FY24 fiscal deficit lower than RE

News Excerpt:

The Union government’s fiscal deficit for the last financial year came in at 5.6% of the Gross Domestic Product (GDP), lower than the revised estimate (RE) of 5.8%, on the back of better than anticipated revenues and some expenditure compression.

Fiscal Deficit:- A country’s fiscal balance is measured by its government’s revenue vis-a-vis its expenditure in a given financial year. Fiscal deficit, the condition when the expenditure of the government exceeds its revenue in a year, is the difference between the two. Fiscal deficit is calculated both in absolute terms and as a percentage of the country’s gross domestic product (GDP).

More detail about news:

  • The budget estimate (BE) for the deficit in FY 24 was 5.9%. In absolute terms the deficit stood at Rs 16.5 trillion as against the RE of Rs 17.3 trillion and BE of Rs 17.8 trillion, according to data released by the Controller General of Accounts.
  • For the current financial year the fiscal deficit target has been set at 5.1% of GDP. The fiscal consolidation path of the government has put the target of deficit below 4.5% by 2025-26. The government is, however, sitting on Rs 2.1 trillion dividend from Reserve Bank of India that may give headroom to bring down the deficit further.
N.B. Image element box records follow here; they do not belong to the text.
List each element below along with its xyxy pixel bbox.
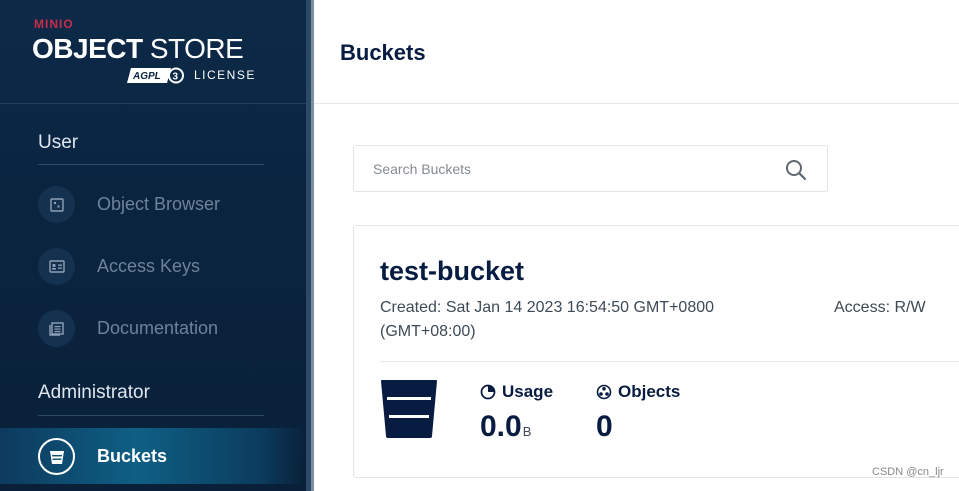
svg-text:3: 3 [173,72,179,83]
sidebar-item-label: Access Keys [97,256,201,276]
sidebar-item-label: Object Browser [97,194,221,214]
app-logo[interactable]: MINIO OBJECT STORE AGPL 3 LICENSE [32,14,272,94]
agpl-logo-icon: AGPL 3 [127,67,184,84]
search-input[interactable] [354,146,774,191]
access-keys-icon [38,248,75,285]
section-divider [38,415,264,416]
sidebar-item-buckets[interactable]: Buckets [0,428,306,484]
license-label: LICENSE [194,68,256,82]
bucket-created-date: Created: Sat Jan 14 2023 16:54:50 GMT+08… [380,299,715,340]
pie-chart-icon [480,384,496,400]
logo-divider [0,103,306,104]
sidebar-resize-handle[interactable] [306,0,314,491]
usage-unit: B [522,424,532,439]
object-browser-icon [38,186,75,223]
bucket-card[interactable]: test-bucket Created: Sat Jan 14 2023 16:… [353,225,959,478]
sidebar-item-object-browser[interactable]: Object Browser [0,176,306,232]
bucket-access: Access: R/W [834,299,926,316]
svg-text:AGPL: AGPL [132,71,161,82]
usage-stat: Usage 0.0B [480,381,553,444]
main-content: test-bucket Created: Sat Jan 14 2023 16:… [314,105,959,491]
sidebar-item-label: Documentation [97,318,219,338]
app-title: OBJECT STORE [32,33,244,64]
page-title: Buckets [340,40,426,65]
watermark: CSDN @cn_ljr [872,466,944,478]
card-divider [380,361,959,362]
brand-name: MINIO [34,17,74,31]
sidebar-item-label: Buckets [97,446,168,466]
section-title-user: User [38,132,79,153]
usage-value: 0.0B [480,410,532,443]
sidebar: MINIO OBJECT STORE AGPL 3 LICENSE User O… [0,0,306,491]
objects-label: Objects [618,382,681,401]
sidebar-item-access-keys[interactable]: Access Keys [0,238,306,294]
bucket-name[interactable]: test-bucket [380,256,524,287]
documentation-icon [38,310,75,347]
bucket-icon [381,380,437,438]
bucket-icon [38,438,75,475]
section-divider [38,164,264,165]
objects-icon [596,384,612,400]
objects-stat: Objects 0 [596,381,680,444]
usage-label: Usage [502,382,554,401]
objects-value: 0 [596,410,613,443]
search-icon[interactable] [784,158,808,182]
sidebar-item-documentation[interactable]: Documentation [0,300,306,356]
section-title-administrator: Administrator [38,382,150,403]
search-box[interactable] [353,145,828,192]
page-header: Buckets [314,0,959,104]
Factors associated with fiscal deficit

  • The biggest jump came in non-tax revenue receipts due to higher dividends.
  • The performance on the tax and non-tax revenue front at the close of the year was better than even the revised estimates that were put out in February in the interim budget when the 10-month performance on the government income and expenditure was known.
  • Total expenditure for FY 24 was Rs 44.4 trillion as against the revised target of Rs 44.9 trillion. The revised target was lower than the budget estimates of Rs 45.0 trillion. The total revenue receipts during the year were Rs 27.2 trillion higher than the revised target of Rs 26.9 trillion and budget estimates of Rs 26.3 trillion.
  • Capital expenditure, which has been the focus of the government for the past few years increased to Rs 9.48 trillion in FY 24 from Rs 7.39 trillion last year. The capex target for the year was revised down to Rs 9.49 trillion from Rs 10 trillion in budget estimates.
  • The subsidy bill for FY 24 was Rs 4.1 trillion as against Rs 5.3 trillion in the previous year due to major contraction in food and fertiliser subsidy.
  • Tax revenue of Rs 23.2 trillion was a little higher than the revised estimates but lower than budget estimates of Rs 23.3 trillion. 
    • Non tax revenue saw a big jump during the year and was Rs 1 trillion more than the budget estimates.The proceeds from dividends and profits was Rs 79443 crore more than revised estimates and settled at Rs 1.70 trillion. Total non-tax revenue was Rs 4.01 trillion.